Rok 2010 niechybnie zmierza do swego końca i kto żyw niechaj się cieszy, wszak to sprawa pierwszorzędna – żyć. Nie da się, ot tak po prostu podsumować roku i udawać, że jest to coś pełnego. Na pewno też podsumowania publicystyczne czy quasi publicystyczne nie są i nie mogą nawet aspirować do obiektywizmu. To też moje skromne podsumowanie jest ułomnym quasi podsumowaniem i w ogóle nie ma aspiracji w sensie ścisłym.
Rok 2010 – co jest oczywistością – został zawłaszczony przez katastrofę prezydenckiego tupolewa. Jak wielu długo nie mogłem uwierzyć, że to co widzę i słyszę jest prawdą. Makabryczna tragedia, w szczególności dla rodzin i bliskich.

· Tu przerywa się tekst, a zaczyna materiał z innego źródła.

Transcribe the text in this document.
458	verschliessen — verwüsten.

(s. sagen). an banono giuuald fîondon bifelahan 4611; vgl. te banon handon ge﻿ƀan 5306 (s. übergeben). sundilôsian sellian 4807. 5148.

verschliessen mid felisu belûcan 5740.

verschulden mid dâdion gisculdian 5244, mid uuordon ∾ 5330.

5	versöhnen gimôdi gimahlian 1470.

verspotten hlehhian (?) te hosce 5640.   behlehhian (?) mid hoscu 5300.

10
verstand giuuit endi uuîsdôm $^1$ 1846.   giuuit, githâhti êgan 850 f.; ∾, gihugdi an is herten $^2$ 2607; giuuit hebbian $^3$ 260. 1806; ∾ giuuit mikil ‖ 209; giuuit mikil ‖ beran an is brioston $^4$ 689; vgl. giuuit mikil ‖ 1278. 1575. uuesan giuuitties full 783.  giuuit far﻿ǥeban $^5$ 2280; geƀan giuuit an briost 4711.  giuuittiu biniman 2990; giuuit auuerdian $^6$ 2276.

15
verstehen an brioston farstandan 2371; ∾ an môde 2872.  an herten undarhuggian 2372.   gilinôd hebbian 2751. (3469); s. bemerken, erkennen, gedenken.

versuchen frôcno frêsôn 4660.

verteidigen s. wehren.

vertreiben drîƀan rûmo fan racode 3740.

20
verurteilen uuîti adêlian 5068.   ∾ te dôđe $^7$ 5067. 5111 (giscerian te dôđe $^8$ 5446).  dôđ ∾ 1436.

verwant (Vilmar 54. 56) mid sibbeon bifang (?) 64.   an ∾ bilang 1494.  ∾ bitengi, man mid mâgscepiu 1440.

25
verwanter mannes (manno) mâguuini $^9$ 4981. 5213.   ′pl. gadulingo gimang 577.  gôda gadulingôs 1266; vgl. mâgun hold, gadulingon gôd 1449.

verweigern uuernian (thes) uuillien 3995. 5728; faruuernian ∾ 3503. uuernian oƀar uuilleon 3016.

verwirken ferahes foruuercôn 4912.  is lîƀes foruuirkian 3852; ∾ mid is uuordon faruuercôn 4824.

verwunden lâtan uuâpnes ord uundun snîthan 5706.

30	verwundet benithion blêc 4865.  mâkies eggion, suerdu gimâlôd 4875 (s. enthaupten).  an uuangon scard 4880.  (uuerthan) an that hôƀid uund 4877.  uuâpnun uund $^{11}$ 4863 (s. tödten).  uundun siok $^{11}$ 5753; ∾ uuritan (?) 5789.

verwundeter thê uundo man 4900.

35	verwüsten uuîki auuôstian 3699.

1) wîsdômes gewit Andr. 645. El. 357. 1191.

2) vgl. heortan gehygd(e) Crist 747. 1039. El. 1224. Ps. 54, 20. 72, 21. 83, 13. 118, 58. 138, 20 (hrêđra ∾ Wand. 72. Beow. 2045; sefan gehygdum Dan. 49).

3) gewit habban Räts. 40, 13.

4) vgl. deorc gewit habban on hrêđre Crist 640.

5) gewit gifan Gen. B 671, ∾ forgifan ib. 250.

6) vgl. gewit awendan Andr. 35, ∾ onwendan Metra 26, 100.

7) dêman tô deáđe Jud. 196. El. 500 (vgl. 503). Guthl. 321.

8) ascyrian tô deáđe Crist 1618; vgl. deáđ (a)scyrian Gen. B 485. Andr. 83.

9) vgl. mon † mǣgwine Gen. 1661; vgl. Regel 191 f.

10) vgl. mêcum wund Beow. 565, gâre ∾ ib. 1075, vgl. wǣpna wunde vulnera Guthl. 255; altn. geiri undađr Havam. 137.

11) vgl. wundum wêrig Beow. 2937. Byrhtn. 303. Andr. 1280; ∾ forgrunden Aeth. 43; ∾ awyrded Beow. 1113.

W wymiarze politycznym i społecznym również tragedia, a może tragikomedia. Raz kolejny lansowano pojednanie ponad podziałami i faktycznie kiczowate pojednanie na krótko zagościło na Krakowskim Przedmieściu. Szybko jednak społeczeństwo doszło do siebie i się pięknie poróżniło – serce rosło. Kto nie był zwolennikiem teorii spiskowo-zamachowej ten zdrajca i bolszewik – postulowali w niebogłosy ortodoksyjni zwolennicy PiS i innych narodowo-lewicowych partii. Z drugiej strony usłyszeliśmy kpiny, które jak lawina zeszła na tych pierwszych. Byli jednak i ci uplasowani pomiędzy dwiema armiami ostatecznie naznaczonymi ideologiami w najgorszym sensie tego słowa. No, ale wiadomo, kto nie z nami ten przeciwko nam. Przeciwko ekstremistą lansującym teorię zamachu stał nawet Kościół katolicki; niektórzy jego przedstawiciele w niewybredny sposób wypowiadali się o „krzyżowcach”. Potem było już tylko gorzej, a może lepiej. Tak czy siak, karuzela absurdu rozkręciła się w najlepsze; pielgrzymi pod krzyż, czuwanie pod krzyżem, niedoszła pielgrzymka z krzyżem, Wawel, list do barci moskali, neopogaństwo w pełnej krasie, jad na wizji, jad w radio, jad w kościele, zamach, lasery kosmiczne, wibracje elektromagnetyczne, zakłócanie satelitarne, golden eye, islandzki pył, przemiany, metamorfozy i orbitowanie przez nieskończoność. Niby serce Europy, a jednak mrok.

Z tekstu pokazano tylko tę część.